Informazioni sulla sentenza
- Numero di ricorso: 40792/10, 30538/14 e 43439/14
- Data della sentenza: 17/01/2023
- Stato Convenuto: Russia
- Oggetto: Art 8 – Obblighi positivi – Vita privata e familiare – Mancanza di riconoscimento legale delle coppie dello stesso sesso
Fatti
Il caso riguarda sei cittadini russi, suddivisi in tre coppie omosessuali, i quali hanno tentato di registrare le loro unioni come matrimonio presso gli uffici del registro in Russia. Le richieste sono state respinte dalle autorità russe in quanto il Codice della famiglia definisce il matrimonio come un’unione tra un uomo e una donna. I ricorrenti hanno impugnato tali decisioni in tribunale, sostenendo che la mancanza di riconoscimento legale delle loro relazioni violasse il loro diritto al rispetto della vita privata e familiare sancito dall’articolo 8 della Convenzione.

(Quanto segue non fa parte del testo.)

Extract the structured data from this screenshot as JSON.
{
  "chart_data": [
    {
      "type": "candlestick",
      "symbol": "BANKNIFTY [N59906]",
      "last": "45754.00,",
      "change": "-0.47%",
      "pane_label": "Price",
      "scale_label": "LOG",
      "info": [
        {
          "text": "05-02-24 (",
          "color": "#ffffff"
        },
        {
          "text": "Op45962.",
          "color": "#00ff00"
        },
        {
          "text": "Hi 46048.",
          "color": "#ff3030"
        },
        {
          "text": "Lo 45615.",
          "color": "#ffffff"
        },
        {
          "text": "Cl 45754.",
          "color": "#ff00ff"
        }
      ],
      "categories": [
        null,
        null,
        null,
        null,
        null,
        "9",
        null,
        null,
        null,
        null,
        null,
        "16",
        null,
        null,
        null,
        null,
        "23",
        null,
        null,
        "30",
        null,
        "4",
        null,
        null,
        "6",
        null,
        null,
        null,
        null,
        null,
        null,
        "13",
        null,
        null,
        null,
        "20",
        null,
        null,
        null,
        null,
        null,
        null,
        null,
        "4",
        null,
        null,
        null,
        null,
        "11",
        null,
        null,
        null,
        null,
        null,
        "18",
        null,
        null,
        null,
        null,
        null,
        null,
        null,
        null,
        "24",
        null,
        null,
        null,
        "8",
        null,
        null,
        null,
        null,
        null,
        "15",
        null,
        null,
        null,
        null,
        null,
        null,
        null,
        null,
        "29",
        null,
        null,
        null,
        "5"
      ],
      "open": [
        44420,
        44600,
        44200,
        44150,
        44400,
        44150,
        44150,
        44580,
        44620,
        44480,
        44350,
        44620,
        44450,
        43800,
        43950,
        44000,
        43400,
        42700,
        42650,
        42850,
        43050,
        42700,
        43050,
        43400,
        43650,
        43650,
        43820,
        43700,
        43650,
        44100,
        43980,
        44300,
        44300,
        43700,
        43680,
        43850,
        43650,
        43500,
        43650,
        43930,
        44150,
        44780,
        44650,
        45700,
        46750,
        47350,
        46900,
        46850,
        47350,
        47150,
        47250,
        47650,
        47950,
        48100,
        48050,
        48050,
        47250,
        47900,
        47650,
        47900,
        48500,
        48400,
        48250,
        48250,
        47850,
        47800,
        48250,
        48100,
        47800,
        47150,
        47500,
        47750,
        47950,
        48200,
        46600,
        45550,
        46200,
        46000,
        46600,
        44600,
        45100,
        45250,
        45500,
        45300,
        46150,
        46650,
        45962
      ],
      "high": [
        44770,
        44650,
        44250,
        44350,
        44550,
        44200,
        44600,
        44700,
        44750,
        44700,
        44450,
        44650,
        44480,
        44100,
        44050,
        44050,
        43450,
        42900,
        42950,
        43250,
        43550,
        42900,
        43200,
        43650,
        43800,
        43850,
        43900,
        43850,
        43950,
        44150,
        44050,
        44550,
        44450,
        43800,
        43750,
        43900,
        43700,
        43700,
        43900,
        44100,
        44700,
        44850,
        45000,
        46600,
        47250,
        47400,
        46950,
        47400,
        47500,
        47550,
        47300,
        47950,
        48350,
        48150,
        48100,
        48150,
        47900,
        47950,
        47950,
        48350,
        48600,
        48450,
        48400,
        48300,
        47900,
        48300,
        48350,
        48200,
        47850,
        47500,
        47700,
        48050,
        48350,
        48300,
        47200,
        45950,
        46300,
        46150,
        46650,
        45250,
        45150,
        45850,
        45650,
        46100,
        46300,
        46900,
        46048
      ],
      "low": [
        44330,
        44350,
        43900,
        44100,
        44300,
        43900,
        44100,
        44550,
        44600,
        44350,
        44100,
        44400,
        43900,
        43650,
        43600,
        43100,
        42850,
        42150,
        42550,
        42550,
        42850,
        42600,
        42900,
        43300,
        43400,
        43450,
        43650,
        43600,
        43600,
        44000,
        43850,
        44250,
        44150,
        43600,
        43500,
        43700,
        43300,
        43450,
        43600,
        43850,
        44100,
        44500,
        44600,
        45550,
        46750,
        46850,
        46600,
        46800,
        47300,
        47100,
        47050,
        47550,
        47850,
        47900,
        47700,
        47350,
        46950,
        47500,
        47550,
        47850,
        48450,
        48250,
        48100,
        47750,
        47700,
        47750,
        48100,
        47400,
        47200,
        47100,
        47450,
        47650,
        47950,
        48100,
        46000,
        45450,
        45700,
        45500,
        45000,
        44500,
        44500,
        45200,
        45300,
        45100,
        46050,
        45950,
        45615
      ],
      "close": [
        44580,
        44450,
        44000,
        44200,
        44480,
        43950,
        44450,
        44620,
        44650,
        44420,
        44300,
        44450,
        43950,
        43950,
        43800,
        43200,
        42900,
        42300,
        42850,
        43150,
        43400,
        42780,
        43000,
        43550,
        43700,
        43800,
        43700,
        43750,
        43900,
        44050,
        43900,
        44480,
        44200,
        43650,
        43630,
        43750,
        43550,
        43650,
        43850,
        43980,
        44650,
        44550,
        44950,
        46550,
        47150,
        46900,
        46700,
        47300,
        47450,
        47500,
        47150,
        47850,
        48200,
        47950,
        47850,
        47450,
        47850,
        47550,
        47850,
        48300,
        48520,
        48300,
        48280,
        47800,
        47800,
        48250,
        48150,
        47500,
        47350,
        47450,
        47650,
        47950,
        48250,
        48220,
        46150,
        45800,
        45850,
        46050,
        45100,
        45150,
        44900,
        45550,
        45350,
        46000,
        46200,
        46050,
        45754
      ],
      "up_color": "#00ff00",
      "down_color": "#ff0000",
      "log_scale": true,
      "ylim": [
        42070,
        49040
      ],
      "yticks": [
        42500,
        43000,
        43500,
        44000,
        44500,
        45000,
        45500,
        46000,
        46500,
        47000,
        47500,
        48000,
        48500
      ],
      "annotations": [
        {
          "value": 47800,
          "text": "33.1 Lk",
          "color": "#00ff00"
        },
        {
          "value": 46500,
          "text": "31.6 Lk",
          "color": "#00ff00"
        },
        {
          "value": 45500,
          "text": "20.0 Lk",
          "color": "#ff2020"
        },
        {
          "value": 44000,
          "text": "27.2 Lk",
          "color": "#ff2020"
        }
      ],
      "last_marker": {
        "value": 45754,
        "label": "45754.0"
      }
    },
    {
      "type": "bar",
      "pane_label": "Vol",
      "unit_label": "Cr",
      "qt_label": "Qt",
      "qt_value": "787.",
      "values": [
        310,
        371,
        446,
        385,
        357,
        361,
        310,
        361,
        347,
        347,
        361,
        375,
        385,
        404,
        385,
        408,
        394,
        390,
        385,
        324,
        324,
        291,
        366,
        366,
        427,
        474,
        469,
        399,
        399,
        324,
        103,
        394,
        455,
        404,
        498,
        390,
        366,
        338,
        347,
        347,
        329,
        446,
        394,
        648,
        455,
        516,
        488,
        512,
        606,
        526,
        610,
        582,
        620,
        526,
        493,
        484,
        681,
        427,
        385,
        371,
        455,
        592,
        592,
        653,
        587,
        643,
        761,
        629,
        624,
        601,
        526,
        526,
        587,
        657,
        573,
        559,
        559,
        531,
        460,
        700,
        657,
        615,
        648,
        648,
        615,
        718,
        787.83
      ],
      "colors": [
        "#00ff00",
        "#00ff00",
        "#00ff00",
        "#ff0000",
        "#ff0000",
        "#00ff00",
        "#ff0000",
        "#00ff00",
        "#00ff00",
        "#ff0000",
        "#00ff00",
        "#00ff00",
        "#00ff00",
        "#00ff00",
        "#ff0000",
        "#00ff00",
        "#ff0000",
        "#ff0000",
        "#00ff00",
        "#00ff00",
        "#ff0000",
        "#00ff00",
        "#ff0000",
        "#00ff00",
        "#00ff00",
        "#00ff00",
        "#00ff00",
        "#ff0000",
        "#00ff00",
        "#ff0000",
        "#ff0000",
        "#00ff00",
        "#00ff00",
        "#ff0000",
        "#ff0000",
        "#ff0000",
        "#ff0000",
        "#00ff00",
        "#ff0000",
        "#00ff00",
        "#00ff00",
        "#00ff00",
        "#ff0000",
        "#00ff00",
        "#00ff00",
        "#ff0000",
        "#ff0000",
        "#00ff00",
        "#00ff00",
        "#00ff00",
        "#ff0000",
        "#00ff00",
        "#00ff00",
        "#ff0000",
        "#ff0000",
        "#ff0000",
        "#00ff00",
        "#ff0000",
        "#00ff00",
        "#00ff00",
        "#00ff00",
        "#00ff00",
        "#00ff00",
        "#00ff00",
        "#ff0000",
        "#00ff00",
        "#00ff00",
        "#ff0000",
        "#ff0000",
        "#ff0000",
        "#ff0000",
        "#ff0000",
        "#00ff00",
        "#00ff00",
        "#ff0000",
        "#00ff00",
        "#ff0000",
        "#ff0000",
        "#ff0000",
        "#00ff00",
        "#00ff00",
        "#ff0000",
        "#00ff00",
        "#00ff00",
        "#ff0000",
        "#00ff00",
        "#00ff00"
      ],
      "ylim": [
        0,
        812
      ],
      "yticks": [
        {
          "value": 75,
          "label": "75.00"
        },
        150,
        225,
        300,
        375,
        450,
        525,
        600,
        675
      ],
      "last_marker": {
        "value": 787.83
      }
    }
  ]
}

Dopo aver esaurito i ricorsi interni senza successo, i ricorrenti hanno portato la questione davanti alla Corte Europea dei Diritti dell’Uomo.
Motivazioni
La Corte ha analizzato se esistesse un obbligo positivo per la Russia di prevedere un riconoscimento legale per le coppie dello stesso sesso. Ha stabilito che, alla luce della giurisprudenza consolidata e della tendenza prevalente tra gli Stati membri, esiste un obbligo per gli Stati di garantire un quadro legale che offra un’adeguata protezione alle coppie dello stesso sesso. La Corte ha ritenuto che la Russia abbia oltrepassato il margine di apprezzamento a sua disposizione, non giustificando l’assenza di qualsiasi forma di riconoscimento legale con motivazioni d’interesse pubblico che potessero prevalere sui diritti dei ricorrenti.
Conclusioni
La Corte ha riscontrato una violazione dell’articolo 8 della Convenzione per la mancata creazione di un quadro legale che offra riconoscimento e protezione alle coppie dello stesso sesso. Ha chiarito che, pur non essendo richiesto il riconoscimento delle unioni tra persone dello stesso sesso sotto forma di matrimonio, la Russia ha violato i diritti dei ricorrenti non provvedendo a una forma alternativa di tutela giuridica. La Corte ha quindi ordinato alla Russia di adeguarsi alle proprie obbligazioni internazionali e di garantire protezione alle coppie omosessuali.